LEWIS A. KAPLAN, District Judge.
Plaintiff here seeks damages under the Jones Act
Magistrate Judge Peck concluded that the evidence was insufficient to raise a genuine issue of material fact as to either the existence of a dangerous condition at the time of the accident or, in any case, that the City had actual or constructive notice thereof. He recommended, principally on that basis, that the Jones Act claim be dismissed.
I assume, without deciding, that Golden's affidavit, at least in conjunction with Captain Reil's evidence and perhaps alone, was sufficient to raise a genuine issue as to whether Golden slipped on oil present on the deck.
Golden's objections seek to avoid this fatal problem by suggesting that the City's obligation to provide a safe workplace was breached by its failure to have written or more extensive procedures for avoiding workplaces hazards. But this argument is unavailing for the reasons indicated in footnotes 5 and 6 of the R&R. In addition, there is no evidence whatsoever to raise a genuine issue of material fact as to whether the failure to have written or more extensive procedures was causally related to this alleged accident. Any contrary conclusion would be entirely speculation.
Given my assumption that there was a genuine issue as to whether there was oil on the deck, I do not approach the unseaworthiness issue in exactly the same way as the R&R. But I agree with Magistrate Judge Peck that, even assuming there was oil on the deck where Golden slipped, the evidence was insufficient to raise a genuine issue of fact as to whether the deck was unreasonably slippery.
There is no valid objection to the R&R's recommendation with respect to the maintenance and cure claim.
Accordingly, the plaintiff's objections to the R&R are overruled. Defendant's motion [DI 22] is granted and the complaint dismissed. The dismissal of plaintiff's claim for maintenance is without prejudice to a subsequent claim for maintenance and cure with respect to the period commencing after the date on which defendant's motion was filed.
SO ORDERED.
Jaramillo was a decision after a bench trial. Thus, it reflects only the trial judge's determination, in that particular case, that evidence of a slippery substance on a shoe first observed after a fall did not persuade him that the substance was on the surface upon which the plaintiff stepped and caused his fall. But the question here is quite different — whether a trier of fact, faced with comparable evidence, reasonably could reach a different conclusion.
Wiseman too was an appeal from a plaintiff's decision following a bench trial. The only evidence of a dangerous condition was plaintiff's testimony that, at some unspecified time presumably following the fall, he observed grease on his shoe. As the Court of Appeals reversed and remanded for dismissal, it might have decided, unlike Jaramillo, that the plaintiff's post-fall observation of grease on his shoe was insufficient as a matter of law to permit a finding that he had slipped on oil that had been on the deck. But the reversal rested first and foremost on the Circuit's conclusion that the evidence of causation had been insufficient as a matter of law. 290 F.2d at 819-20. To be sure, the panel in closing added the following: "Neither plaintiff nor any other witness testified that they ever saw grease on the stair. To be sure, plaintiff said on direct examination that the step was greasy. But on cross-examination he admitted that he did not see grease there at the time; that he only saw grease on his shoe. But where that grease came from does not appear." Id. at 820. I doubt that this brief comment, which was unnecessary to the result, was a holding that evidence of the presence of a slippery substance on the plaintiff's shoe immediately after a shipboard slip and fall is insufficient in this Circuit to raise a genuine issue of fact as to the existence of a dangerous condition.
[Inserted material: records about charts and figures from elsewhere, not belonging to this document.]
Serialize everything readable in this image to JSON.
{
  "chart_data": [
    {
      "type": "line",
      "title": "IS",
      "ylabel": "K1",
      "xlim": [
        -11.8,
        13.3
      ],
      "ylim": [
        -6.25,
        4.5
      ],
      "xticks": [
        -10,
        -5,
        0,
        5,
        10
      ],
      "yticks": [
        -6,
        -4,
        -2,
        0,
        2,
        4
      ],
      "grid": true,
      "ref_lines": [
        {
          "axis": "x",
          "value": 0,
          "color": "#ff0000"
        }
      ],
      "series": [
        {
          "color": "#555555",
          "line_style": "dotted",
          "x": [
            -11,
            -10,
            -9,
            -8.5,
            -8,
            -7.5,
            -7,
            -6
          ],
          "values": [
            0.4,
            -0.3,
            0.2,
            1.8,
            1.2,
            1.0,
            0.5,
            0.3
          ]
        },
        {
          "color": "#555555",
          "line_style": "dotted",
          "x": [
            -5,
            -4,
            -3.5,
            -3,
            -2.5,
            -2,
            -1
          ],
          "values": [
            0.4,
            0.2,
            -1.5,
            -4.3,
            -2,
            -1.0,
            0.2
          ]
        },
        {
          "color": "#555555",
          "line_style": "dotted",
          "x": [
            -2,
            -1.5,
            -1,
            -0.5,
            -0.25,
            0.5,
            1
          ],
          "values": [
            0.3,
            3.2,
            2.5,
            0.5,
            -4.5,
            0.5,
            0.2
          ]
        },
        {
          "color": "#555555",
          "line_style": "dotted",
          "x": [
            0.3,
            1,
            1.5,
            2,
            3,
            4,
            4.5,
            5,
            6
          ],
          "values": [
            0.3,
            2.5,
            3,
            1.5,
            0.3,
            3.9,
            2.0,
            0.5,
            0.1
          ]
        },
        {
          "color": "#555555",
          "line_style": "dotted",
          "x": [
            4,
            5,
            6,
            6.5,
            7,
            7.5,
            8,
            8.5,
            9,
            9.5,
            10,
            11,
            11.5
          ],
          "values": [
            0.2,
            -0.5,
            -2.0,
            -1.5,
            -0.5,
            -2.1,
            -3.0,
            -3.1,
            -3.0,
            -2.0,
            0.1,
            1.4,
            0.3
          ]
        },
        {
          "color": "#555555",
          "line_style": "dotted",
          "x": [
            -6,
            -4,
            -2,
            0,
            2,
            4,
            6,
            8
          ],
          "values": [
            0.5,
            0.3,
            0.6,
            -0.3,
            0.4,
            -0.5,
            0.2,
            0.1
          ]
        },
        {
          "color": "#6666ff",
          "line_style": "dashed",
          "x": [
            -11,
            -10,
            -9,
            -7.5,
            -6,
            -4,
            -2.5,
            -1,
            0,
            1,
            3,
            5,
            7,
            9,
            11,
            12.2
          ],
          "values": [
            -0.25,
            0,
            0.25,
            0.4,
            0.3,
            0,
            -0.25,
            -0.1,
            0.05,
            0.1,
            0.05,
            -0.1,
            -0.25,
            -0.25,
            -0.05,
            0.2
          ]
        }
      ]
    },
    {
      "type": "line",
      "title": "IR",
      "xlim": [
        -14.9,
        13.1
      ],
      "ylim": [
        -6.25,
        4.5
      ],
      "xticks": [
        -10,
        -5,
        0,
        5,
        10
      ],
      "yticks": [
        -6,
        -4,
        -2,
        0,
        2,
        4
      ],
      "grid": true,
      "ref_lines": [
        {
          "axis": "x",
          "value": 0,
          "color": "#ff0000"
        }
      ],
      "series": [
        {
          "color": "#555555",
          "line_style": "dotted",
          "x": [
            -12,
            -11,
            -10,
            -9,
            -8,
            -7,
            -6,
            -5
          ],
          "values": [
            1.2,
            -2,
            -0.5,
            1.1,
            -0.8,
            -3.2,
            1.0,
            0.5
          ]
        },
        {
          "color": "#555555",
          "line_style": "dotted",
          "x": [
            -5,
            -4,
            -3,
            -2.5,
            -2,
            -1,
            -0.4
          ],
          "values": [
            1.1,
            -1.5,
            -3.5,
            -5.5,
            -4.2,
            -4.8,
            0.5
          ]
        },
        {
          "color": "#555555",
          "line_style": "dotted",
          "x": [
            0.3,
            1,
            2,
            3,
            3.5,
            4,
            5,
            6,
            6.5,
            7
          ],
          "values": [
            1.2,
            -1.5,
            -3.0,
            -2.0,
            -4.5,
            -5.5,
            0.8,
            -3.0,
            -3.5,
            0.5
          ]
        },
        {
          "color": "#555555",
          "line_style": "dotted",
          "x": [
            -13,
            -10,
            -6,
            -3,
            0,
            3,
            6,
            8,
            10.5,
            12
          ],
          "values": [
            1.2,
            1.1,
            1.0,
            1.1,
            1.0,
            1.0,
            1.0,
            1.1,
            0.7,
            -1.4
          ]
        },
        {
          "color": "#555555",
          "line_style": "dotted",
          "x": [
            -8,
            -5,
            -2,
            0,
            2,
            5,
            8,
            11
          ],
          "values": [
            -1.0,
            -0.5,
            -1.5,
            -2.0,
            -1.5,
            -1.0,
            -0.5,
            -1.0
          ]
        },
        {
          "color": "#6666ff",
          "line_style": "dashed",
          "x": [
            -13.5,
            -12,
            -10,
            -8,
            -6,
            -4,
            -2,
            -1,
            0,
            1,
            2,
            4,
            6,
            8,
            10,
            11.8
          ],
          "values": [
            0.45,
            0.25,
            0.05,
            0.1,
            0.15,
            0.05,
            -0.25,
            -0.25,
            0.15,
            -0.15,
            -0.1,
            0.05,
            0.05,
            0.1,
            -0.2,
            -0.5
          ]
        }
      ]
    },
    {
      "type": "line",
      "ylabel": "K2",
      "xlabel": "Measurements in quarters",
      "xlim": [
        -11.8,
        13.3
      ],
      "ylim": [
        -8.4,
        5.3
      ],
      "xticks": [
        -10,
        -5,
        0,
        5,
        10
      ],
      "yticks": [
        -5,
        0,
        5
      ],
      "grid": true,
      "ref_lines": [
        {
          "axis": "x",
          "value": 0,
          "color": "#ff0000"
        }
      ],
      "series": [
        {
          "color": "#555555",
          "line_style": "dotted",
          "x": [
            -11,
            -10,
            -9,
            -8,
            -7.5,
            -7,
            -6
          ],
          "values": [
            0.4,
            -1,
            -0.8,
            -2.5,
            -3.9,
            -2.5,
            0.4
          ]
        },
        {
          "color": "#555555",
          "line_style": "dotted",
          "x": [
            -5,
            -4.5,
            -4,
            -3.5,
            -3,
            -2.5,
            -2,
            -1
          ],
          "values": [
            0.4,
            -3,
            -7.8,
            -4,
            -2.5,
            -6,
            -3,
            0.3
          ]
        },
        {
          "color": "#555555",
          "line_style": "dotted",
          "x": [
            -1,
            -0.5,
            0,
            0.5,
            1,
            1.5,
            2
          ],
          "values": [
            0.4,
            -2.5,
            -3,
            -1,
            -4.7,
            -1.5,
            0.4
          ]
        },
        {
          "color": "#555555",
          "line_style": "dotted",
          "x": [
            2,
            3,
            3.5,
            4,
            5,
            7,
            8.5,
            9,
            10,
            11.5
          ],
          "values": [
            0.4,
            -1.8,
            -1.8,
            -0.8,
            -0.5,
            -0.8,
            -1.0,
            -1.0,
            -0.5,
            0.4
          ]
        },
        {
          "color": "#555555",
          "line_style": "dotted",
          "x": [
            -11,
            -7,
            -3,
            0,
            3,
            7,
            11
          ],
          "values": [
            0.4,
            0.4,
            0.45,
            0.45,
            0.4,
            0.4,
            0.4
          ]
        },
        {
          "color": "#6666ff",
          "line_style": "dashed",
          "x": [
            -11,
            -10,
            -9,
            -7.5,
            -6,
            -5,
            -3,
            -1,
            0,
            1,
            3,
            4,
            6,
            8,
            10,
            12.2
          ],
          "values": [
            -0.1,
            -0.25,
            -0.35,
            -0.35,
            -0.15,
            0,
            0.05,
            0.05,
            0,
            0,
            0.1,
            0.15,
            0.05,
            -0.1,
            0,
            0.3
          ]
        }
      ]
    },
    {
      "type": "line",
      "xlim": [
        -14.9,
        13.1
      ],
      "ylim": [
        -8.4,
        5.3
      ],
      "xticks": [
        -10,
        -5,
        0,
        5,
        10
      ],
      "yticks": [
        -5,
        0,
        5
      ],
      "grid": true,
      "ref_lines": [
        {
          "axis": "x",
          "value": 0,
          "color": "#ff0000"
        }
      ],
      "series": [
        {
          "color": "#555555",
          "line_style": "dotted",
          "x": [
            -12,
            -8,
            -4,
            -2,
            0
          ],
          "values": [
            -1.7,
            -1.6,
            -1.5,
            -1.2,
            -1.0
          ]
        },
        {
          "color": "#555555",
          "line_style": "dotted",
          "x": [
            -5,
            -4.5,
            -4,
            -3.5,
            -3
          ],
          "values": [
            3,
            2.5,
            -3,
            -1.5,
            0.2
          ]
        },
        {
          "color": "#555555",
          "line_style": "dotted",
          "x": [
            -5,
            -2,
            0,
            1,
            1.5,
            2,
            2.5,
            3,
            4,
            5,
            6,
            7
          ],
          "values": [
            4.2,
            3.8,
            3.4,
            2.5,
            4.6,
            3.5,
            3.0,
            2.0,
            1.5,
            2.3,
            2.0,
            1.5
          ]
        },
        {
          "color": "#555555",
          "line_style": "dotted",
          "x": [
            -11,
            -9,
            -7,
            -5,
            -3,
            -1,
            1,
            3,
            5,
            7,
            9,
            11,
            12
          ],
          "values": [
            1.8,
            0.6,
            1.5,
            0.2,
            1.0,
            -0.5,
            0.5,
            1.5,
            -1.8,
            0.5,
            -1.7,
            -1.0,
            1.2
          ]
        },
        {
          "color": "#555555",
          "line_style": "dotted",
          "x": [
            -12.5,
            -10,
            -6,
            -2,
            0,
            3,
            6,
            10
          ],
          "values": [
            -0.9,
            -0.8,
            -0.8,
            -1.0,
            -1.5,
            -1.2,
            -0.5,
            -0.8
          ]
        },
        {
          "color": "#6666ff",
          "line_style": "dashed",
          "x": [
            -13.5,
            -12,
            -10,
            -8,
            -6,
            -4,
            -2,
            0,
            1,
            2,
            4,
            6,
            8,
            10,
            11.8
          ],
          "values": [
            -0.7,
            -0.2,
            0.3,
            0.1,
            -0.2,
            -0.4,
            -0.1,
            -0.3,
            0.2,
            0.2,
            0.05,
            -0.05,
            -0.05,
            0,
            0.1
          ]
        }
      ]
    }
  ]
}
This view finds support in Rice v. Atl. Gulf & Pac. Co., 484 F.2d 1318 (2d Cir. 1973). That was another slip and fall case brought both under the Jones Act and the general maritime law of unseaworthiness. The plaintiff claimed that the fall resulted from the presence of oil or grease on a ladder. The principal but — as will appear — not the only evidence tending to support that claim was plaintiff's testimony that he found oil on his shirt and arm after the accident.
The jury returned a plaintiff's verdict on the Jones Act claim but made no finding as to unseaworthiness. The district court granted defendant's motion for judgment n.o.v. The Court of Appeals affirmed the dismissal of the Jones Act claim only on the ground that there was no evidence of actual or constructive knowledge by the employer, not on the ground that the evidence of the existence of a dangerous condition was insufficient. In discussing whether to remand for trial of the unseaworthiness claim, however, the panel wrote, 484 F.2d at 1320-21:
Thus, Rice suggests that Wiseman stands for no more than the proposition that a plaintiff's observation of a slippery substance on a shoe, other clothing, or the body immediately after a fall is insufficient in the absence of any other evidence to raise a genuine issue of fact as to the existence of a dangerous condition. And it is not entirely clear that Wiseman today would be regarded as dispositive even in those circumstances. Such a view would stand in considerable tension with the principle that competent, admissible evidence of a non-moving party is taken as true for purposes of deciding an adverse motion for summary judgment.